What calorific value for the torrefied wood?
A propane:air flame has an adiabatic temperature of ~2000C but I have
never managed to melt steel with it, oxy-acetylene is good for 3000C and
easily melts steel.
Whilst I'm fairly confident the peak temperature achievable with a given
flame is proportional to the mass flow I don't think I can calculate from
first principles (the sum of energies from bonds broken and bonds made)
and come to the same results as experiments measure various flames to
yield.
Worse than that, I don't have access to equipment capable of measuring
flame temperature and the temperature of the item being heated by it.
>
> I'm trying to follow your thinking on the propane flame, inner/outer
> business. Are your suggesting that the pyrolysis gasses be kept
> separated from the CO from charcoal gasification in one device like
> the Dasifier and then burn the latter inside the former.

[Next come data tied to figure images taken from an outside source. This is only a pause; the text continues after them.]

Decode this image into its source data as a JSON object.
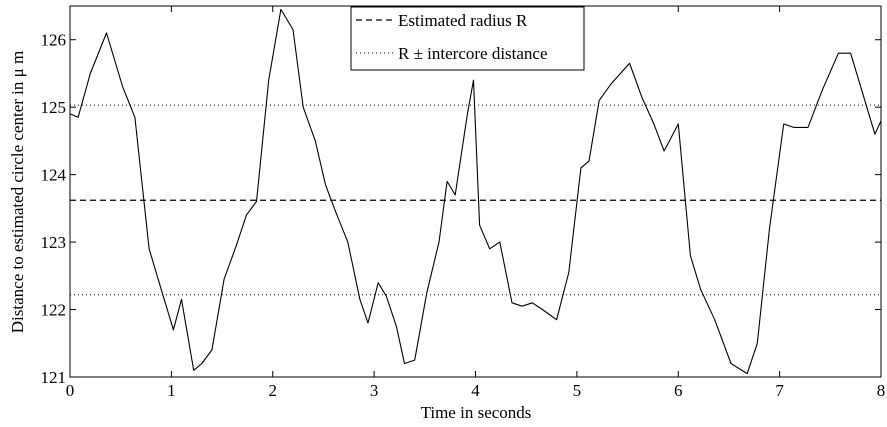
{
  "chart_data": {
    "type": "line",
    "xlabel": "Time in seconds",
    "ylabel": "Distance to estimated circle center in μ m",
    "xlim": [
      0,
      8
    ],
    "ylim": [
      121,
      126.5
    ],
    "x_ticks": [
      0,
      1,
      2,
      3,
      4,
      5,
      6,
      7,
      8
    ],
    "y_ticks": [
      121,
      122,
      123,
      124,
      125,
      126
    ],
    "x_tick_labels": [
      "0",
      "1",
      "2",
      "3",
      "4",
      "5",
      "6",
      "7",
      "8"
    ],
    "y_tick_labels": [
      "121",
      "122",
      "123",
      "124",
      "125",
      "126"
    ],
    "grid": false,
    "legend": {
      "placement": "top-center",
      "entries": [
        "Estimated radius R",
        "R ± intercore distance"
      ]
    },
    "reference_lines": {
      "estimated_radius": 123.62,
      "radius_upper": 125.03,
      "radius_lower": 122.22
    },
    "series": [
      {
        "x": [
          0.0,
          0.08,
          0.2,
          0.36,
          0.52,
          0.64,
          0.78,
          0.9,
          1.02,
          1.1,
          1.22,
          1.3,
          1.4,
          1.52,
          1.64,
          1.74,
          1.84,
          1.96,
          2.08,
          2.2,
          2.3,
          2.42,
          2.52,
          2.62,
          2.74,
          2.86,
          2.94,
          3.04,
          3.12,
          3.22,
          3.3,
          3.4,
          3.52,
          3.64,
          3.72,
          3.8,
          3.92,
          3.98,
          4.04,
          4.14,
          4.24,
          4.36,
          4.46,
          4.56,
          4.66,
          4.8,
          4.92,
          5.04,
          5.12,
          5.22,
          5.34,
          5.52,
          5.64,
          5.76,
          5.86,
          6.0,
          6.12,
          6.22,
          6.36,
          6.52,
          6.68,
          6.78,
          6.9,
          7.04,
          7.14,
          7.28,
          7.42,
          7.58,
          7.7,
          7.82,
          7.94,
          8.0
        ],
        "values": [
          124.9,
          124.85,
          125.5,
          126.1,
          125.3,
          124.85,
          122.9,
          122.3,
          121.7,
          122.15,
          121.1,
          121.2,
          121.4,
          122.45,
          122.95,
          123.4,
          123.6,
          125.4,
          126.45,
          126.15,
          125.0,
          124.5,
          123.85,
          123.45,
          123.0,
          122.15,
          121.8,
          122.4,
          122.2,
          121.75,
          121.2,
          121.25,
          122.25,
          123.0,
          123.9,
          123.7,
          124.9,
          125.4,
          123.25,
          122.9,
          123.0,
          122.1,
          122.05,
          122.1,
          122.0,
          121.85,
          122.55,
          124.1,
          124.2,
          125.1,
          125.35,
          125.65,
          125.15,
          124.75,
          124.35,
          124.75,
          122.8,
          122.3,
          121.85,
          121.2,
          121.05,
          121.5,
          123.2,
          124.75,
          124.7,
          124.7,
          125.25,
          125.8,
          125.8,
          125.2,
          124.6,
          124.8
        ]
      }
    ]
  }
}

Just speculating along those lines. Consider also that propane burners
with electrical elements heating the combustion air reach much higher
temperatures, so the woodgas flame might preheat the furnace and the air
for the char gasification, so instead of the CO+N2 mix exiting the
gasifier at 850C...
>
> The other Das trick to elevating the useful temperature is the intense
> mixing he generates with his compressor induced flows, thereby
> maximizing the heat flux in a small volume.
Yes but isn't this more to do with losses from the furnace, definitely
keeping the smallest flame ( which requires mixing and turbulence to
complete the reaction in the mallest volume) keeps all the heat
concentrated.
We seem to have drifted somewhat from DD verses IDD for a clean flame.